Self-Perception Theory
Daryl Bem’s proposal that people infer their own emotional states partly by observing their own behavior, rather than through direct introspective access. A deliberate smile may shift mood not by triggering neurochemistry directly, but by providing the self with behavioral evidence that gets incorporated into its model of its own current state. Currently among the more empirically supported explanations for facial feedback effects.

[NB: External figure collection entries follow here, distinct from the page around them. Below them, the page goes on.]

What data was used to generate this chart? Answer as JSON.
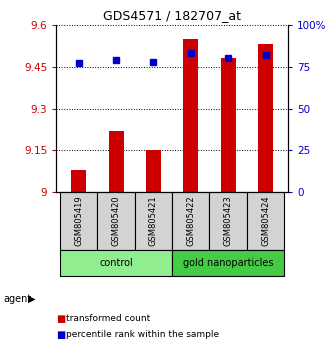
{
  "title": "GDS4571 / 182707_at",
  "samples": [
    "GSM805419",
    "GSM805420",
    "GSM805421",
    "GSM805422",
    "GSM805423",
    "GSM805424"
  ],
  "transformed_count": [
    9.08,
    9.22,
    9.15,
    9.55,
    9.48,
    9.53
  ],
  "percentile_rank": [
    77,
    79,
    78,
    83,
    80,
    82
  ],
  "bar_color": "#cc0000",
  "dot_color": "#0000cc",
  "ylim_left": [
    9.0,
    9.6
  ],
  "ylim_right": [
    0,
    100
  ],
  "yticks_left": [
    9.0,
    9.15,
    9.3,
    9.45,
    9.6
  ],
  "yticks_right": [
    0,
    25,
    50,
    75,
    100
  ],
  "ytick_labels_left": [
    "9",
    "9.15",
    "9.3",
    "9.45",
    "9.6"
  ],
  "ytick_labels_right": [
    "0",
    "25",
    "50",
    "75",
    "100%"
  ],
  "group_labels": [
    "control",
    "gold nanoparticles"
  ],
  "group_colors": [
    "#90ee90",
    "#44dd44"
  ],
  "agent_label": "agent",
  "legend_items": [
    {
      "label": "transformed count",
      "color": "#cc0000"
    },
    {
      "label": "percentile rank within the sample",
      "color": "#0000cc"
    }
  ],
  "bar_width": 0.4,
  "baseline": 9.0,
  "label_box_color": "#d3d3d3"
}
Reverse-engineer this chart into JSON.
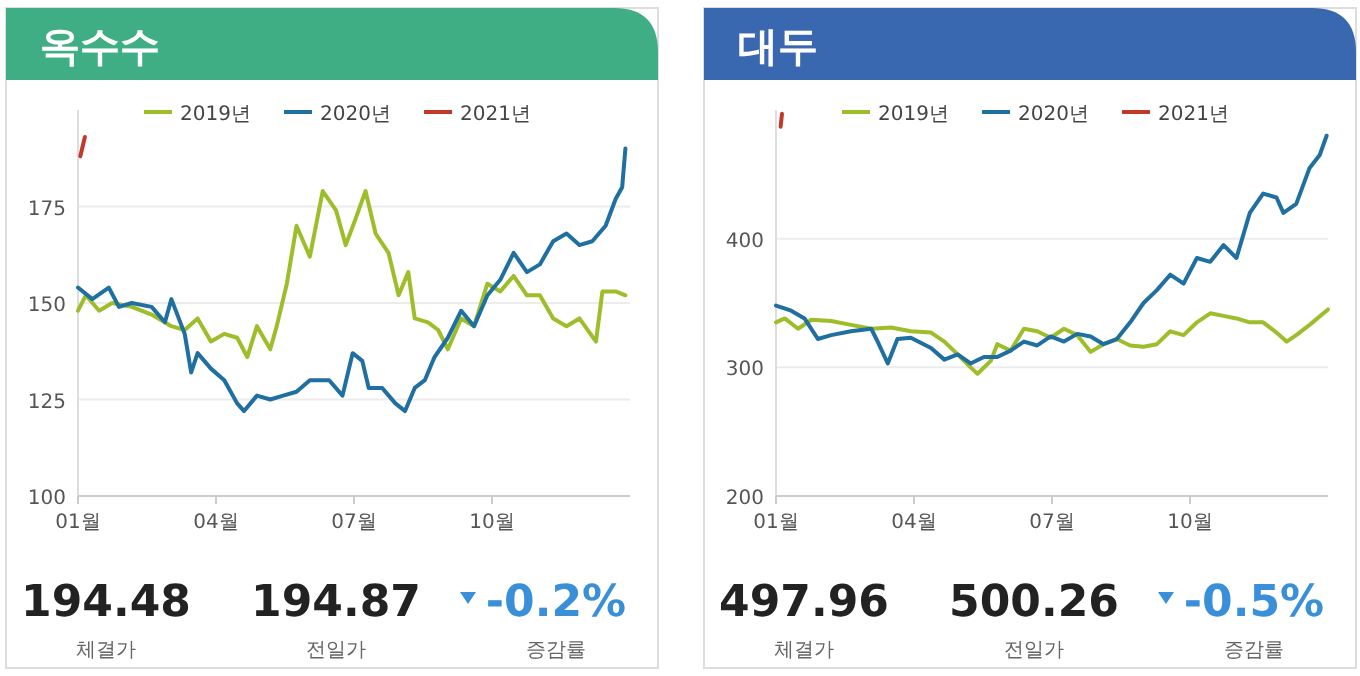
{
  "chart_data": [
    {
      "type": "line",
      "title": "옥수수",
      "xlim": [
        1,
        13
      ],
      "ylim": [
        100,
        200
      ],
      "xticks": [
        {
          "value": 1,
          "label": "01월"
        },
        {
          "value": 4,
          "label": "04월"
        },
        {
          "value": 7,
          "label": "07월"
        },
        {
          "value": 10,
          "label": "10월"
        }
      ],
      "yticks": [
        100,
        125,
        150,
        175
      ],
      "grid": "y",
      "legend": "top",
      "marker": "none",
      "line_style": "solid",
      "series": [
        {
          "name": "2019년",
          "color": "#9ebd2a",
          "x": [
            1.0,
            1.17,
            1.46,
            1.74,
            2.17,
            2.6,
            3.03,
            3.32,
            3.6,
            3.89,
            4.18,
            4.46,
            4.68,
            4.89,
            5.18,
            5.32,
            5.54,
            5.75,
            6.04,
            6.32,
            6.61,
            6.82,
            7.04,
            7.25,
            7.47,
            7.75,
            7.97,
            8.18,
            8.32,
            8.61,
            8.83,
            9.04,
            9.33,
            9.61,
            9.9,
            10.18,
            10.47,
            10.76,
            11.04,
            11.33,
            11.62,
            11.9,
            12.26,
            12.4,
            12.69,
            12.9
          ],
          "values": [
            148,
            152,
            148,
            150,
            149,
            147,
            144,
            143,
            146,
            140,
            142,
            141,
            136,
            144,
            138,
            144,
            155,
            170,
            162,
            179,
            174,
            165,
            172,
            179,
            168,
            163,
            152,
            158,
            146,
            145,
            143,
            138,
            146,
            144,
            155,
            153,
            157,
            152,
            152,
            146,
            144,
            146,
            140,
            153,
            153,
            152
          ]
        },
        {
          "name": "2020년",
          "color": "#1f6fa0",
          "x": [
            1.0,
            1.31,
            1.67,
            1.89,
            2.17,
            2.6,
            2.89,
            3.03,
            3.32,
            3.46,
            3.6,
            3.89,
            4.18,
            4.46,
            4.61,
            4.89,
            5.18,
            5.46,
            5.75,
            6.04,
            6.46,
            6.75,
            6.97,
            7.18,
            7.32,
            7.61,
            7.9,
            8.11,
            8.32,
            8.54,
            8.75,
            9.04,
            9.33,
            9.61,
            9.9,
            10.18,
            10.47,
            10.76,
            11.04,
            11.33,
            11.62,
            11.9,
            12.18,
            12.47,
            12.69,
            12.83,
            12.9
          ],
          "values": [
            154,
            151,
            154,
            149,
            150,
            149,
            145,
            151,
            142,
            132,
            137,
            133,
            130,
            124,
            122,
            126,
            125,
            126,
            127,
            130,
            130,
            126,
            137,
            135,
            128,
            128,
            124,
            122,
            128,
            130,
            136,
            141,
            148,
            144,
            152,
            156,
            163,
            158,
            160,
            166,
            168,
            165,
            166,
            170,
            177,
            180,
            190
          ]
        },
        {
          "name": "2021년",
          "color": "#c0392b",
          "x": [
            1.05,
            1.15
          ],
          "values": [
            188,
            193
          ]
        }
      ],
      "annotations": [
        "194.48",
        "체결가",
        "194.87",
        "전일가",
        "-0.2%",
        "증감률"
      ]
    },
    {
      "type": "line",
      "title": "대두",
      "xlim": [
        1,
        13
      ],
      "ylim": [
        200,
        500
      ],
      "xticks": [
        {
          "value": 1,
          "label": "01월"
        },
        {
          "value": 4,
          "label": "04월"
        },
        {
          "value": 7,
          "label": "07월"
        },
        {
          "value": 10,
          "label": "10월"
        }
      ],
      "yticks": [
        200,
        300,
        400
      ],
      "grid": "y",
      "legend": "top",
      "marker": "none",
      "line_style": "solid",
      "series": [
        {
          "name": "2019년",
          "color": "#9ebd2a",
          "x": [
            1,
            1.19,
            1.48,
            1.77,
            2.2,
            2.63,
            3.07,
            3.5,
            3.93,
            4.37,
            4.66,
            4.95,
            5.23,
            5.38,
            5.67,
            5.81,
            6.1,
            6.39,
            6.68,
            6.97,
            7.26,
            7.55,
            7.84,
            8.12,
            8.41,
            8.7,
            8.99,
            9.28,
            9.57,
            9.86,
            10.15,
            10.44,
            10.73,
            11.01,
            11.3,
            11.59,
            11.88,
            12.1,
            12.31,
            12.6,
            13
          ],
          "values": [
            335,
            338,
            330,
            337,
            336,
            333,
            330,
            331,
            328,
            327,
            320,
            310,
            300,
            295,
            305,
            318,
            313,
            330,
            328,
            323,
            330,
            325,
            312,
            318,
            322,
            317,
            316,
            318,
            328,
            325,
            335,
            342,
            340,
            338,
            335,
            335,
            327,
            320,
            325,
            333,
            345
          ]
        },
        {
          "name": "2020년",
          "color": "#1f6fa0",
          "x": [
            1,
            1.33,
            1.62,
            1.91,
            2.2,
            2.63,
            3.07,
            3.21,
            3.43,
            3.64,
            3.93,
            4.37,
            4.66,
            4.95,
            5.23,
            5.52,
            5.81,
            6.1,
            6.39,
            6.68,
            6.97,
            7.26,
            7.55,
            7.84,
            8.12,
            8.41,
            8.7,
            8.99,
            9.28,
            9.57,
            9.86,
            10.15,
            10.44,
            10.73,
            11.01,
            11.3,
            11.59,
            11.88,
            12.03,
            12.31,
            12.6,
            12.82,
            12.97
          ],
          "values": [
            348,
            344,
            338,
            322,
            325,
            328,
            330,
            320,
            303,
            322,
            323,
            315,
            306,
            310,
            303,
            308,
            308,
            313,
            320,
            317,
            324,
            320,
            326,
            324,
            318,
            322,
            335,
            350,
            360,
            372,
            365,
            385,
            382,
            395,
            385,
            420,
            435,
            432,
            420,
            427,
            455,
            465,
            480
          ]
        },
        {
          "name": "2021년",
          "color": "#c0392b",
          "x": [
            1.1,
            1.13
          ],
          "values": [
            487,
            497
          ]
        }
      ],
      "annotations": [
        "497.96",
        "체결가",
        "500.26",
        "전일가",
        "-0.5%",
        "증감률"
      ]
    }
  ]
}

The Smile as Social Signal
Across primate species, the relaxed open-mouth expression functions as a safety and affiliation signal — communicating non-threat to others. Intentional smiling activates some of the same social and neural machinery as a spontaneous one, with possible self-signaling effects that may be as relevant to the internal experience as any direct physiological pathway.
Defusion
A core skill in Acceptance and Commitment Therapy (ACT): the capacity to observe thoughts and impulses as passing mental events rather than verdicts. When this is fake and pointless arrives during the practice, recognizing it as a thought rather than a conclusion — and returning attention to what’s actually happening in the body — is defusion applied to the specific skepticism this practice tends to generate.